English author Joanna Walsh, who runs @Read_Women, has argued that ageism in publishing silences minorities and women in particular because women are more likely to be the ones who spend part of their lives caring for children, which makes finding time to write more difficult. She says “older women are already told every day in ways ranging from the subtle to the blatant, that they are irrelevant and should shut up”. Placing age barriers, for example for writing awards, is arbitrary and “a particularly cruel irony” for those unable to write in their youth, she says.
But “Not everyone finds a voice in their youth,” Gartland argues, and that “doesn’t mean what they have to say is any less valuable or any less worthy of hearing.”
When ICU Delirium Leads To Symptoms Of Dementia After Discharge
NPR reports on a medical problem that physicians are just beginning to study:
post-ICU syndrome — a cluster of cognitive symptoms that can include anxiety, depression and post-traumatic stress disorder, as well as delirium — affects 30 to 50 percent of all patients who are rushed to the ICU because of a medical emergency. That’s including younger patients who had no prior mental challenges. And in some of those patients, dementia soon follows.
The Vanderbilt ICU Delirium and Cognitive Impairment Study Group of Vanderbilt Medical Center is working to develop a network of clinics across the U.S. to work with patients after discharge from an ICU.

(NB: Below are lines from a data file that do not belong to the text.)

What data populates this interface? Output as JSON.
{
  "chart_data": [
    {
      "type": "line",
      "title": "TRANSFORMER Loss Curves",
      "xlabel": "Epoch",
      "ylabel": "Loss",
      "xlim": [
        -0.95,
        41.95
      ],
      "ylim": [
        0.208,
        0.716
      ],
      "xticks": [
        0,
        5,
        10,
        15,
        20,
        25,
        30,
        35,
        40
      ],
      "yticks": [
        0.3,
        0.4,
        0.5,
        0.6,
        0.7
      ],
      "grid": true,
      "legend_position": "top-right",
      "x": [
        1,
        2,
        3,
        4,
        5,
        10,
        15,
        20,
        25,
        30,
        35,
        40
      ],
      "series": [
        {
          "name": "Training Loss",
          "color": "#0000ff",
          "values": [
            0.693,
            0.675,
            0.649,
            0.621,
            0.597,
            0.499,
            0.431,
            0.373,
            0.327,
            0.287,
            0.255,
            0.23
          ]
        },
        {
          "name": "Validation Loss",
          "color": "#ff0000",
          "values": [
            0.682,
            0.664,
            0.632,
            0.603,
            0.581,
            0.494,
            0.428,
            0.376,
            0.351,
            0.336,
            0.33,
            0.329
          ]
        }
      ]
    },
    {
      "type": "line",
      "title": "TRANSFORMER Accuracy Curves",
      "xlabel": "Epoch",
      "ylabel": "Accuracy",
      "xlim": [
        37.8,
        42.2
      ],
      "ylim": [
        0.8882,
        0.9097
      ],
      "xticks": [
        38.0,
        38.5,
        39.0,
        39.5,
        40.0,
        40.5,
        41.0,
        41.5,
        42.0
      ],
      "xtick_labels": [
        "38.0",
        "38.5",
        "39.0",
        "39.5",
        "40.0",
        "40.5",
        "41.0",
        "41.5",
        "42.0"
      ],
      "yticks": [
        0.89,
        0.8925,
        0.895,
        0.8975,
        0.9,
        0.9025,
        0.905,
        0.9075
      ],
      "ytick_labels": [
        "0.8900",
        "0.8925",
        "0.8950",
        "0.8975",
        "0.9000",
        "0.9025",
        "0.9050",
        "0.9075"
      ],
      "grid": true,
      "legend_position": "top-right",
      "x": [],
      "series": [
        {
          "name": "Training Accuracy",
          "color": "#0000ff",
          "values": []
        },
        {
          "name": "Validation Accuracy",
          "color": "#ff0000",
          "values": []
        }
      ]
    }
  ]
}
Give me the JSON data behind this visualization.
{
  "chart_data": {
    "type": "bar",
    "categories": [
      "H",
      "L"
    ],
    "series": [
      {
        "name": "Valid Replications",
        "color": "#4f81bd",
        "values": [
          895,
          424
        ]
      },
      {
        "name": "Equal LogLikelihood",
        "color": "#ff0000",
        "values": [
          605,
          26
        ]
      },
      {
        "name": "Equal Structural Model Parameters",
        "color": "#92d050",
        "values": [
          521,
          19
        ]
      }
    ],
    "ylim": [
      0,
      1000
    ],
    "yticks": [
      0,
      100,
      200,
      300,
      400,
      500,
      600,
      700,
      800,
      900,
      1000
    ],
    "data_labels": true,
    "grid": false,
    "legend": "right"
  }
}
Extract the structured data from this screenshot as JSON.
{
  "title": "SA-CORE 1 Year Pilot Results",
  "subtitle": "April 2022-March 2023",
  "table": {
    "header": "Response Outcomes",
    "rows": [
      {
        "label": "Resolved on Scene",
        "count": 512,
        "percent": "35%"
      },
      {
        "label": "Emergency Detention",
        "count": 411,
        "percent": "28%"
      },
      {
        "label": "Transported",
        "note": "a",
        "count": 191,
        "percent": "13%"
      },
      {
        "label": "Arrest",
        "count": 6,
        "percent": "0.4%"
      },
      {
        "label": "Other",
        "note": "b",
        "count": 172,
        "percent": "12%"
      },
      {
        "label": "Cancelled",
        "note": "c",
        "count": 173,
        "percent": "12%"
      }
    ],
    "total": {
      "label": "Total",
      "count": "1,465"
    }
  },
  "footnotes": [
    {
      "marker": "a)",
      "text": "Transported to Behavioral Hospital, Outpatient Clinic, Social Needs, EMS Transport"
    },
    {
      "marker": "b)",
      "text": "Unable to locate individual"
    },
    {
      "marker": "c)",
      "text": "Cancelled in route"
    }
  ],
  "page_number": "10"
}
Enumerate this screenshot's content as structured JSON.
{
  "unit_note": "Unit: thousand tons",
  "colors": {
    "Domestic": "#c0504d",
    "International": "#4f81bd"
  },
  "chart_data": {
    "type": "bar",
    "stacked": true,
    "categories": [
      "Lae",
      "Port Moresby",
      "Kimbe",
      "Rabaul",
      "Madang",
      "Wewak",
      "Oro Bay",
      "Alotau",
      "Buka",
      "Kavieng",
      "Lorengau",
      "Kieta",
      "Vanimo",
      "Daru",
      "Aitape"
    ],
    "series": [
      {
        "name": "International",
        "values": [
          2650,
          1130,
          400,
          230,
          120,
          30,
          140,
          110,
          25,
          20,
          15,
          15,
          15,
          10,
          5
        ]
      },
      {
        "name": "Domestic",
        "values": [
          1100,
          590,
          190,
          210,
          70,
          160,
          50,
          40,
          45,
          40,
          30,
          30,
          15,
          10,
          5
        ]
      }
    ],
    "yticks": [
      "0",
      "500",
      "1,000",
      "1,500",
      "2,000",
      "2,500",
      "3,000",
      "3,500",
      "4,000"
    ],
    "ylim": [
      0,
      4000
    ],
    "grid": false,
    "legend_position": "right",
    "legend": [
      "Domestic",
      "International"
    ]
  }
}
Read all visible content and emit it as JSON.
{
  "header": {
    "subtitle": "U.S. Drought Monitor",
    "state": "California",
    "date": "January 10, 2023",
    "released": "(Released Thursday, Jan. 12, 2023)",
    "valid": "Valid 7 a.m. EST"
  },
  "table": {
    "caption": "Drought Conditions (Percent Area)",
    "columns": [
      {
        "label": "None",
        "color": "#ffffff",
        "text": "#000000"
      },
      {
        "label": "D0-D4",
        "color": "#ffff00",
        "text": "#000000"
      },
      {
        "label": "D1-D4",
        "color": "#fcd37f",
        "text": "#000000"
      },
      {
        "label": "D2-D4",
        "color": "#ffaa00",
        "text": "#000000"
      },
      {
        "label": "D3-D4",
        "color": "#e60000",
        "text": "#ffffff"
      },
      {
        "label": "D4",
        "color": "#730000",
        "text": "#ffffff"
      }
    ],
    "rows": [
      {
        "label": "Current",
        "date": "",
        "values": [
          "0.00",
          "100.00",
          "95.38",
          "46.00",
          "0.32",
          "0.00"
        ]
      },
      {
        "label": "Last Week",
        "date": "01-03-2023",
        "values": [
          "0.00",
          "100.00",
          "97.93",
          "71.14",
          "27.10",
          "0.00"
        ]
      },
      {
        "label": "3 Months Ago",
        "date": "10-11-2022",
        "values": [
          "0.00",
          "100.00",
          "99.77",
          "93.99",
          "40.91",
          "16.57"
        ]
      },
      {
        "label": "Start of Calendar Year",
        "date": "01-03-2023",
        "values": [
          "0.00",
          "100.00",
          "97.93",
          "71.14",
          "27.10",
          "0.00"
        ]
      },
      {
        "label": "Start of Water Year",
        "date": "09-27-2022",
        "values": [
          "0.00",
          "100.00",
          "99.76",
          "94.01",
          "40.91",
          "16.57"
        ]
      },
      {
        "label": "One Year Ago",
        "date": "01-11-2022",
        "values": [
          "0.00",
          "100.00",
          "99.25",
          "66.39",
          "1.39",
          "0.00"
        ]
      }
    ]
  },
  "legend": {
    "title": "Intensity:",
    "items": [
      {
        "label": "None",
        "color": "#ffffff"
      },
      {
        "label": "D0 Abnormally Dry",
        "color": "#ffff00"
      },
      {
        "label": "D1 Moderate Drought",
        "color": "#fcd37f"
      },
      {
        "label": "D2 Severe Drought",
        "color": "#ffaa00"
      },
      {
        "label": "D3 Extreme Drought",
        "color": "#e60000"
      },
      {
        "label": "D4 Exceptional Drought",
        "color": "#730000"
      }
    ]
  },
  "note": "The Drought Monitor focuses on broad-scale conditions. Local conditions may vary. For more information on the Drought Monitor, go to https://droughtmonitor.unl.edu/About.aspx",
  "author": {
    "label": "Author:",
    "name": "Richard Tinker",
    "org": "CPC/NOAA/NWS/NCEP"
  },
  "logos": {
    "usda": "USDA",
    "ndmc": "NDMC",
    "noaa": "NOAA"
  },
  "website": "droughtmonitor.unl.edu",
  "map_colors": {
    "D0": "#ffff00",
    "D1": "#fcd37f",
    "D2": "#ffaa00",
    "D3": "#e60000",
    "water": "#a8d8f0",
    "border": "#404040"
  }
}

Cataract surgery, hearing aid may boost the aging brain
Researchers in the U.K. have found that both hearing aids and cataract surgery can help prevent cognitive decline in older adults.
“It’s not really certain why hearing and visual problems have an impact on cognitive [memory and thinking skill] decline, but I’d guess that isolation, stigma and the resultant lack of physical activity that are linked to hearing and vision problems might have something to do with it,” said [Piers] Dawes [of the University of Manchester in England], a lecturer in audiology and deafness.
Researchers suggest that both better screening of older people and reduction of the perceived stigma of using hearing aids may help slow down the onset of dementia.
How the Finnish Survive without Small Talk
I found this article about the Finnish aversion to small talk fascinating.
Finnish people often forgo the conversational niceties that are hard-baked into other cultures, and typically don’t see the need to meet foreign colleagues, tourists and friends in the middle. As Tiina Latvala, a former English instructor in Sodankylä, Lapland, explained, part of her job was to introduce her young students to the concept of small talk.
It sounds refreshing not to have to feel obligated to engage in vacuous but socially expected small talk. It’s also interesting to note different ways in which different cultures develop their societal norms. What might seem rude to a visitor to Finland is, for the Finnish, just business as usual.